Hanımı: “Vallahi yanımda şu oğlaktan ve şu bir avuç arpadan başka bir şey yok.” dedi. Hz. Cabir oğlağı kesti, hanımı da arpayı öğütüp un yaptı. Eti çömleğe koydular, hamuru da mayaladılar. Et çömleğini tandıra koyup pişmeye bıraktılar.
Hz.Cabir, Efendimizin yanına gitti ve; “Ya Rasûlallah azıcık yemeğim var, yanına bir veya iki kişi al da yemeğe gidelim.” dedi.
Efendimiz: “Yemeğin ne kadardır?” diye sordu.
Hz.Cabir: “Bir avuç arpadan yapılmış ekmek ve kesilmiş bir oğlak” dedi.
Bunun üzerine Efendimiz: “Hem çok, hem de güzel bir yemek, hanımına söyle ben gelinceye kadar tandırdan çömlek ile ekmeği çıkarmasın. Ey hendek halkı, kalkınız! Cabir’in ziyafetine gideceğiz” diye seslendi. Muhacir ve Ensar’dan orada bulunanlar Hz. Cabir’in evine geldiler.
Peygamberimiz (s.a.v.) ete ve ekmeğe bereket duası yaptı.
Sonra Hz.Cabir’in hanımına; “Bir ekmekçi kadın çağır seninle birlikte ekmek yapsın, et çömleğini tandırdan çıkarmayın” dedi.
Efendimiz mübarek elleri ile tandırdan ekmeği çıkarıp parçaladı ve üzerine et koyarak ashabına tek tek sunmaya başladı. Ashabın hepsi de doymuş, tandırdaki ekmek ve çömlekteki et hiç eksilmemişti.
Efendimiz Hz.Cabir’in hanımına; “ Bu kalanı da hem kendiniz yiyin hem de diğer insanlara dağıtın; Çünkü bütün halk açlık çekiyor.” buyurdu.

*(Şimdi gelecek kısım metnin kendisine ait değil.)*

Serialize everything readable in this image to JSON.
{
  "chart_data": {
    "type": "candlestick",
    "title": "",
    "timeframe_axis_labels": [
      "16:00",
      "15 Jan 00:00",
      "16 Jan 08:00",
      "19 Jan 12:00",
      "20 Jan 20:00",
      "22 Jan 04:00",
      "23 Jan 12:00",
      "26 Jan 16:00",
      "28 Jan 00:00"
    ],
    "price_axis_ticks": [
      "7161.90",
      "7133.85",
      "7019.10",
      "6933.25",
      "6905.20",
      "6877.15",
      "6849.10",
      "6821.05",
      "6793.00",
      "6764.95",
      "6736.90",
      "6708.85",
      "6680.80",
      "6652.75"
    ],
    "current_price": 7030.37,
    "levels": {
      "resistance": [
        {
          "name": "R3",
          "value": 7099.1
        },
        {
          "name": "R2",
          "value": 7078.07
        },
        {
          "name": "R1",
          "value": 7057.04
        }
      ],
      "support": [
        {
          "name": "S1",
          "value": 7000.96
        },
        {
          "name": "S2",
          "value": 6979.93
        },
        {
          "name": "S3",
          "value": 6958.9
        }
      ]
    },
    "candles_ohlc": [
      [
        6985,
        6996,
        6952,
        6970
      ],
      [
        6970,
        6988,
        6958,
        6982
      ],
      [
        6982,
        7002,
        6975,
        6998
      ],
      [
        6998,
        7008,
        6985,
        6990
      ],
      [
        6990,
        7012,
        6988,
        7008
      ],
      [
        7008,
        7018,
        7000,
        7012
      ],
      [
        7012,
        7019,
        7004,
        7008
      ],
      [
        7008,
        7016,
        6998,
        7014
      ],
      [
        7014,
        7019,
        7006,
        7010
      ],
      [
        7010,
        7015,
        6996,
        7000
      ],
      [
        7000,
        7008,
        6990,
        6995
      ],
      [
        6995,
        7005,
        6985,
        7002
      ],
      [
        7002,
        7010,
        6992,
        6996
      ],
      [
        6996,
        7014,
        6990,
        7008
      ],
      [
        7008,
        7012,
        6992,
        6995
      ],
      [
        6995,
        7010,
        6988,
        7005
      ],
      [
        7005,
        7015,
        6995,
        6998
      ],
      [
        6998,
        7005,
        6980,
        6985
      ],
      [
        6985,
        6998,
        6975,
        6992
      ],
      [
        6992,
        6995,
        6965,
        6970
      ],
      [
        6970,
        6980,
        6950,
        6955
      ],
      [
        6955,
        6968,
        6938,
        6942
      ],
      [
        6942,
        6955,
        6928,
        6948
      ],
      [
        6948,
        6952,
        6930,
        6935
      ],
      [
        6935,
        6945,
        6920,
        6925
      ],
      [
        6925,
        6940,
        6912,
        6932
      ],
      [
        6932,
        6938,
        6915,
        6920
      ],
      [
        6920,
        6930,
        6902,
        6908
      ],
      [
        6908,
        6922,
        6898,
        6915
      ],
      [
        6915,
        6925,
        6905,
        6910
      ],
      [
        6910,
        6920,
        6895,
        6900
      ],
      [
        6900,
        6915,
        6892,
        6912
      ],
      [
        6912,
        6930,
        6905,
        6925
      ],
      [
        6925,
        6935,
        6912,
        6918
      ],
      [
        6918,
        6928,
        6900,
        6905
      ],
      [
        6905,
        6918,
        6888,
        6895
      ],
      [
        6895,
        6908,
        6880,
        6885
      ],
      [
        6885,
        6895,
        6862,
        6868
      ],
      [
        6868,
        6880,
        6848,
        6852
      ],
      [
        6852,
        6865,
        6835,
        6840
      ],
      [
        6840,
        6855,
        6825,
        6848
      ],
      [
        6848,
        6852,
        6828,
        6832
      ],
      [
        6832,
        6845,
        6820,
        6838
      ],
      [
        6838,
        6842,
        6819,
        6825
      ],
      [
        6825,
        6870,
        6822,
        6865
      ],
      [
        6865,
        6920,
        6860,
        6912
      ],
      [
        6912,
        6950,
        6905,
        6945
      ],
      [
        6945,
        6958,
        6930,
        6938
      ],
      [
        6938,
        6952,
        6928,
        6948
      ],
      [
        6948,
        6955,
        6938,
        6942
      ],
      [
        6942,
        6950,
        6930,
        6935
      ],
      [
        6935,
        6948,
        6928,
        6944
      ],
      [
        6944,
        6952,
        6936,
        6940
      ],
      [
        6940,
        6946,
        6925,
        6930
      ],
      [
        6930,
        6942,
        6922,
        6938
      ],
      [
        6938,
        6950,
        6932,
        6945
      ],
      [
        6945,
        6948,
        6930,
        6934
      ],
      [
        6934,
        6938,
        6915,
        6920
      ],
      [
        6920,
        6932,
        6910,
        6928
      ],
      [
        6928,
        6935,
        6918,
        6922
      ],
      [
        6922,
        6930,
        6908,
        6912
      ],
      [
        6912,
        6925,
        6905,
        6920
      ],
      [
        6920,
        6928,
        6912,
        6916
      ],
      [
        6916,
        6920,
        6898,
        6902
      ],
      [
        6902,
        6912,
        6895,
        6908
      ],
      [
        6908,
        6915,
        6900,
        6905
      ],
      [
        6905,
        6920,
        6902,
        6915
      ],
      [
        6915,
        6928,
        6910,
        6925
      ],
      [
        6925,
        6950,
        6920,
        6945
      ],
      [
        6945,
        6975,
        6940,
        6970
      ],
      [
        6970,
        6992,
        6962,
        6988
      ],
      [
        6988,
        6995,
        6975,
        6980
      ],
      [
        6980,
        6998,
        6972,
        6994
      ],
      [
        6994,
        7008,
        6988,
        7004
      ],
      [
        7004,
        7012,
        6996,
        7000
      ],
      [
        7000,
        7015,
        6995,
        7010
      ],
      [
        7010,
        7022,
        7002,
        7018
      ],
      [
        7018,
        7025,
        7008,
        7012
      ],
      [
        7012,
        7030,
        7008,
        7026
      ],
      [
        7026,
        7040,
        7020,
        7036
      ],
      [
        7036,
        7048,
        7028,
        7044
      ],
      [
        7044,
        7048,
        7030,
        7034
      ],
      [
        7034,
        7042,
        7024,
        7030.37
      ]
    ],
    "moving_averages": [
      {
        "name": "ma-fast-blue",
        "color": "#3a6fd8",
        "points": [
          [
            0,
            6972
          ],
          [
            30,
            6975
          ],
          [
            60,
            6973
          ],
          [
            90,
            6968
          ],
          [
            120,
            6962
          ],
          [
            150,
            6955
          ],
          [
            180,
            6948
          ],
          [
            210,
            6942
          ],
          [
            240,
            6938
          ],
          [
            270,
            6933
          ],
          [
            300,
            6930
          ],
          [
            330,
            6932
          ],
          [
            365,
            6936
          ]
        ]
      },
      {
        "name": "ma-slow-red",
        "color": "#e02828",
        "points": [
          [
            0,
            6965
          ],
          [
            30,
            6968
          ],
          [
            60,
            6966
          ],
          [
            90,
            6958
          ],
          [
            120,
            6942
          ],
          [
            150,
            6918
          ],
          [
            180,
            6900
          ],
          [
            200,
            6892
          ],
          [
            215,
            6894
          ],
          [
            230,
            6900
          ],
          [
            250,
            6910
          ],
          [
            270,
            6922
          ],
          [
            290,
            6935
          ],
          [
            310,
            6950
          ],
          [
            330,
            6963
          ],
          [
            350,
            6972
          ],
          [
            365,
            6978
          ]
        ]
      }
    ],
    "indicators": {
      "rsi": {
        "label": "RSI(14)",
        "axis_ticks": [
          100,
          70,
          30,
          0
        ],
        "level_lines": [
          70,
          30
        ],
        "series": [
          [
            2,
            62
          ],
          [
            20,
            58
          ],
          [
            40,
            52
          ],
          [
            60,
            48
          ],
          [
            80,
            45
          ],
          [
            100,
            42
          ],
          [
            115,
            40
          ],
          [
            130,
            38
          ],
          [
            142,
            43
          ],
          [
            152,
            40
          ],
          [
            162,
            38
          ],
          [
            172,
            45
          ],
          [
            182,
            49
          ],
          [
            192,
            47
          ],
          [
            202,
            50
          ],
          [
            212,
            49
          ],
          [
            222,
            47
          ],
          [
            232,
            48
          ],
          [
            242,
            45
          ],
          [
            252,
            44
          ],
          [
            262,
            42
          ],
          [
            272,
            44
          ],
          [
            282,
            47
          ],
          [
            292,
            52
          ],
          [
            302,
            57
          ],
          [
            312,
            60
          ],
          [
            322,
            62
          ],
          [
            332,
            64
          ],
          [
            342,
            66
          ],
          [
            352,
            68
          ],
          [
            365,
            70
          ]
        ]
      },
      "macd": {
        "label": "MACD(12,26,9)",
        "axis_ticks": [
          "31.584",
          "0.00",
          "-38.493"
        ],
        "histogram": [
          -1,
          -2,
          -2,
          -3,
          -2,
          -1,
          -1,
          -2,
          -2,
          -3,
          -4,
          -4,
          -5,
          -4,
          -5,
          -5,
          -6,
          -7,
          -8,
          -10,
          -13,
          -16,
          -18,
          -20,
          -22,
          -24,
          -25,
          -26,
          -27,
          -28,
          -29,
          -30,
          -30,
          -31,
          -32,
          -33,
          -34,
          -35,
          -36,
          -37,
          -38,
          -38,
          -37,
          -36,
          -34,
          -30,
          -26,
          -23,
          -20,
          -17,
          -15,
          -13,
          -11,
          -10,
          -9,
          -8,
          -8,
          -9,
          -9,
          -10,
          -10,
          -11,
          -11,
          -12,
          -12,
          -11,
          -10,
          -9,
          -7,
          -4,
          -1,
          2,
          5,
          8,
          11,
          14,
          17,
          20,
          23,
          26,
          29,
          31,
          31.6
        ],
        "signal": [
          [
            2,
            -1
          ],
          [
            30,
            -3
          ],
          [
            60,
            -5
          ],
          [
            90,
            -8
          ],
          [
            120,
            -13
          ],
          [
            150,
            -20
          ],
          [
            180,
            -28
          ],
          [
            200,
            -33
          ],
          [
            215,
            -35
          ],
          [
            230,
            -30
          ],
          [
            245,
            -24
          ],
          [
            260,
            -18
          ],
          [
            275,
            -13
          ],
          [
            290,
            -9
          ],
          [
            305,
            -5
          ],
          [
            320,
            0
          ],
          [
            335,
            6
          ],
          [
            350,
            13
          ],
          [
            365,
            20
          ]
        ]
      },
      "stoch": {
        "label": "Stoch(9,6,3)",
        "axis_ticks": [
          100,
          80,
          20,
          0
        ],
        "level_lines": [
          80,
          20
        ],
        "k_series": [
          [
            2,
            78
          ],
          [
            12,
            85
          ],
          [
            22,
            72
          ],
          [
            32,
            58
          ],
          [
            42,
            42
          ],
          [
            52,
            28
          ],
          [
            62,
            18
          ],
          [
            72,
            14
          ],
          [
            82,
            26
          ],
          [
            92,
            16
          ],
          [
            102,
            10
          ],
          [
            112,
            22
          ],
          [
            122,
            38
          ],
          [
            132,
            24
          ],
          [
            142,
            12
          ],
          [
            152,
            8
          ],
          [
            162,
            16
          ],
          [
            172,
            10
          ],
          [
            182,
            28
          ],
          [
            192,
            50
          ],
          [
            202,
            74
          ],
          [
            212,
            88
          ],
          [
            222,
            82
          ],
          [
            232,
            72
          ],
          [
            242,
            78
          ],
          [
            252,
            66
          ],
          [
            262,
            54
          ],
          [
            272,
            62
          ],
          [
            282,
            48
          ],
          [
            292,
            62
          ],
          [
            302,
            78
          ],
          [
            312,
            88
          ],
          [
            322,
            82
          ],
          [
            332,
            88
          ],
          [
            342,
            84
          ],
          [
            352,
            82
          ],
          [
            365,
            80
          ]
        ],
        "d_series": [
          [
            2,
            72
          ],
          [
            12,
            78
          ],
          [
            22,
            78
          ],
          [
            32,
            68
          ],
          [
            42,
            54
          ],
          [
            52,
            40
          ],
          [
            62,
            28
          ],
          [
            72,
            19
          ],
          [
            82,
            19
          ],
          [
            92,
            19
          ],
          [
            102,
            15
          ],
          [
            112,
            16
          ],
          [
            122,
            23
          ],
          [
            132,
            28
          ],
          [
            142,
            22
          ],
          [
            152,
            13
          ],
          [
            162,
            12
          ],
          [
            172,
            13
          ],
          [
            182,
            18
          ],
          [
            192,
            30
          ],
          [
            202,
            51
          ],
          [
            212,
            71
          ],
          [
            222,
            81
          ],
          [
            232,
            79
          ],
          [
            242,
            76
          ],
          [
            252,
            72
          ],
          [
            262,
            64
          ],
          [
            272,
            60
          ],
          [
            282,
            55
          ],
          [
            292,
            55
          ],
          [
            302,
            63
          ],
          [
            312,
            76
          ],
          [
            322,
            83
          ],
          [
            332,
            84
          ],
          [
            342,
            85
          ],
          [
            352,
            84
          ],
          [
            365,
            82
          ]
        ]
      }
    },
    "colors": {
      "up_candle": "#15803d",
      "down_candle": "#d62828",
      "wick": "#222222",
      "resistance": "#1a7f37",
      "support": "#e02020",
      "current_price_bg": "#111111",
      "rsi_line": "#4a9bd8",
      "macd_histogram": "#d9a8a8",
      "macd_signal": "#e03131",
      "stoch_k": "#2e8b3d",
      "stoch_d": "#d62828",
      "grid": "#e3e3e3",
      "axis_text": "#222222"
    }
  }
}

Yorucu bir çalışma sonucunda hendek kazma işlemi altı günde tamamlandı. Peygamber Efendimiz (s.a.v.) hendeğin müsait kısımlarına giriş çıkış yerleri yaptırdı.
İslam ordusu 3000 kişiden ibaretti. Bu sayı düşman ordusunun üçte biri demekti. Efendimiz karargâhını Sel dağının eteklerine kurdu. Ordunun sırtı bu dağa geliyordu. Harbe katılmayan kadın ve çocuklar ise kale ve hisarlara yerleştirildi. Hendek kazma işi henüz bitmişti ki ovayı düşman çadırları kapladı.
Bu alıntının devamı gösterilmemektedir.